Liputan6.com, Jakarta - Bursa Asia-Pasifik bergerak menguat pada awal perdagangan Kamis (27/8/2026). Investor mencermati kinerja Nvidia serta perkembangan terbaru dari pasar saham Amerika Serikat (AS).
Mengutip CNBC, di Jepang, indeks Nikkei 225 naik 0,49%, sedangkan Topix menguat 0,15%. Bursa Korea Selatan mencatat penguatan lebih besar, dengan Kospi melonjak 2,48% dan indeks saham berkapitalisasi kecil Kosdaq naik 1,06%.
Advertisement
Sementara itu, indeks acuan Australia S&P/ASX 200 bergerak sedikit lebih rendah.
Sentimen positif di pasar turut dipengaruhi laporan kinerja Nvidia yang melampaui ekspektasi analis. Perusahaan semikonduktor tersebut juga memberikan proyeksi pertumbuhan pendapatan yang kuat.
Saham Nvidia melonjak lebih dari 4% dalam perdagangan setelah pasar ditutup. Pendapatan kuartal fiskal II perusahaan tercatat lebih dari dua kali lipat dan melampaui proyeksi analis dengan selisih terbesar dalam dua tahun.
Kinerja tersebut berpotensi mengakhiri pola penurunan saham Nvidia meski perusahaan membukukan hasil di atas ekspektasi.
Saham Nvidia Jadi Perhatian Investor Global
Sebelum laporan keuangan dirilis, saham Nvidia justru turun lebih dari 1% pada perdagangan Rabu. Penurunan tersebut menjadi hari kedelapan dalam sembilan sesi perdagangan terakhir.

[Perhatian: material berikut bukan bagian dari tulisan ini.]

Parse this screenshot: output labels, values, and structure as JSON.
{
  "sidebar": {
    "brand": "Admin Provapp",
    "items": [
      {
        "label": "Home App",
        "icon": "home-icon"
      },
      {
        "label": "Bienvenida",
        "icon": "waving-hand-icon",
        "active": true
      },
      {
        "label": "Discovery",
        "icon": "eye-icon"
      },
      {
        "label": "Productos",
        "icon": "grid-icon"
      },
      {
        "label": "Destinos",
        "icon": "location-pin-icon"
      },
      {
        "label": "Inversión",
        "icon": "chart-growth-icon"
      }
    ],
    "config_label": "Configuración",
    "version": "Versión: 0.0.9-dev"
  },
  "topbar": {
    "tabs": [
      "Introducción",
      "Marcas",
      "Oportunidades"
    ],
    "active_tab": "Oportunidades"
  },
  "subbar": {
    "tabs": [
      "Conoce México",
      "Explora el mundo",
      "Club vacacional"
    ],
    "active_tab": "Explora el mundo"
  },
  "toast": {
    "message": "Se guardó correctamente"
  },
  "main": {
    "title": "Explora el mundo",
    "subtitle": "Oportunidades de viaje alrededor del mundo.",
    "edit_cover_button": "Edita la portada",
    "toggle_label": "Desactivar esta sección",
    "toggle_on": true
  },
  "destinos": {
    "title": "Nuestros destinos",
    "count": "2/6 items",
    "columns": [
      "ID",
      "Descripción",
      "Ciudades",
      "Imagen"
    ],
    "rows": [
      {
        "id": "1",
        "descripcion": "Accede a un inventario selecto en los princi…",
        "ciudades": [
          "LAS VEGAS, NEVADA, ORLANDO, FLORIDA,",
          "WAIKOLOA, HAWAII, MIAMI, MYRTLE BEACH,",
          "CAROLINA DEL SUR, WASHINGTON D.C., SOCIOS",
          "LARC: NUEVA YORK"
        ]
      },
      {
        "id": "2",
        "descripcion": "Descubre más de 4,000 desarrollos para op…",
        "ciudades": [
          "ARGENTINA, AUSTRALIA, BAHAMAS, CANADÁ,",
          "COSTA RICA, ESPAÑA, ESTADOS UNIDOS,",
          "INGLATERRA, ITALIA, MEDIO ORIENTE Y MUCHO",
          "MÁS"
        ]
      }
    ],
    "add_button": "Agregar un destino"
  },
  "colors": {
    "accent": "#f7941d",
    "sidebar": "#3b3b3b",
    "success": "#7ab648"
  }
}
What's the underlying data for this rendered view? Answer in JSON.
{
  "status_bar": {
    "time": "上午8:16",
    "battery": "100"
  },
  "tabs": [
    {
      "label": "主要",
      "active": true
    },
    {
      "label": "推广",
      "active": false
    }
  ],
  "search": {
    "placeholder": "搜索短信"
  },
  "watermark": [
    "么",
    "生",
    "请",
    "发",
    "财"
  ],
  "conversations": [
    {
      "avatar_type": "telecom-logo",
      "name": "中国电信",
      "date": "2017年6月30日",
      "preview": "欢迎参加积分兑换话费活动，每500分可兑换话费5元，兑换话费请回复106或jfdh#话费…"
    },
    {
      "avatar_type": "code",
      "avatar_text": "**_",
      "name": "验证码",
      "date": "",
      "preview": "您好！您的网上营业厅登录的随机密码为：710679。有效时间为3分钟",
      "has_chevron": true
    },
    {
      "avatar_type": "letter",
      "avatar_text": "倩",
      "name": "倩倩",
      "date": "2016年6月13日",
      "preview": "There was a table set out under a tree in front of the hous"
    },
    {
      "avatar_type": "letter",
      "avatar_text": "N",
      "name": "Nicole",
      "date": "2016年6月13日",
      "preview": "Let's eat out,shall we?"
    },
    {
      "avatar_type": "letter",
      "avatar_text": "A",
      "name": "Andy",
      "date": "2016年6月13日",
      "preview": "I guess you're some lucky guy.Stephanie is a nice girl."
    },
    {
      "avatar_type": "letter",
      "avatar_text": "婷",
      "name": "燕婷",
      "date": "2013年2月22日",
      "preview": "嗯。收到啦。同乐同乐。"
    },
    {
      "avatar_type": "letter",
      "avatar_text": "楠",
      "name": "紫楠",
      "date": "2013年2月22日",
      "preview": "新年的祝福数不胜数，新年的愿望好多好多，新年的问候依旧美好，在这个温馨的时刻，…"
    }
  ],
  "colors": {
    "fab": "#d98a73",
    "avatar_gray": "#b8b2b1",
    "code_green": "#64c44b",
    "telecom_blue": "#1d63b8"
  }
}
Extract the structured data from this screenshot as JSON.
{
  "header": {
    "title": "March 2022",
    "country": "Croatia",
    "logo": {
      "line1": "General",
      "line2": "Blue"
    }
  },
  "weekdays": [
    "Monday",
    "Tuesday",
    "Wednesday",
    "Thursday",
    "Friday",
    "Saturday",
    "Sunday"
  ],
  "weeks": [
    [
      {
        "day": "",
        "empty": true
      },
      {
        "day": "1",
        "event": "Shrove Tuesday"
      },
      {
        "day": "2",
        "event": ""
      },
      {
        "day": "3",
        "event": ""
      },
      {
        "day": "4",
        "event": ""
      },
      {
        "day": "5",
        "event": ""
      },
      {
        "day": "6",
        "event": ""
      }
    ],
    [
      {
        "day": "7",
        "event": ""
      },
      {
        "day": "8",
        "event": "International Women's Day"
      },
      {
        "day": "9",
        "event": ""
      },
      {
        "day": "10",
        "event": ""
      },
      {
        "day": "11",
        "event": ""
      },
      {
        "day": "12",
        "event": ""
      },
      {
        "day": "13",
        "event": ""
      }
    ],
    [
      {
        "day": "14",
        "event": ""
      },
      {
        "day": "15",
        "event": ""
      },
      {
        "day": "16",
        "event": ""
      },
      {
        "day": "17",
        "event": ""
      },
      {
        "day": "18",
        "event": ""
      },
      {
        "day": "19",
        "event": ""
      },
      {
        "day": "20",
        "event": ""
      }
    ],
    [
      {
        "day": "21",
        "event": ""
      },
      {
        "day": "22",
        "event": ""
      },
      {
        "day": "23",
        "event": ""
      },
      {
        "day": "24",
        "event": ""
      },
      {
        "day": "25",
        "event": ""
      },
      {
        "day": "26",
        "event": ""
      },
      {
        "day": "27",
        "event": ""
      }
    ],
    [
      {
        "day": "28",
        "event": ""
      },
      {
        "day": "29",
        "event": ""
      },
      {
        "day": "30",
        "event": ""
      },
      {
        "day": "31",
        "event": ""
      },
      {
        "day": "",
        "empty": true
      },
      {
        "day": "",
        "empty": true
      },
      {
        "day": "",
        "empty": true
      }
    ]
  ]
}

Senior Securities Analyst Laffer Tengler Investments Jamie Meyers menilai saham Nvidia masih menarik bagi investor dengan orientasi jangka panjang.
“Bagi kami sebagai investor jangka panjang, saham ini terlalu murah untuk diabaikan,” kata Meyers.
“Yang perlu terjadi hanyalah kelipatan valuasinya bergerak ke depan, dan saham ini seharusnya berkinerja baik seiring waktu,” lanjutnya.
Selain Nvidia, saham perusahaan teknologi lainnya juga mencatat penguatan. Saham Salesforce melonjak 13% setelah pendapatannya pada kuartal II melampaui perkiraan Wall Street.
Saham Okta bahkan melonjak lebih dari 20% setelah mencatat kinerja di atas ekspektasi analis. Perusahaan tersebut juga melaporkan lonjakan permintaan yang didorong perkembangan kecerdasan buatan (AI) agentik.
Pergerakan saham teknologi AS menjadi perhatian investor karena dapat memberikan sentimen bagi pasar saham global, termasuk bursa Asia.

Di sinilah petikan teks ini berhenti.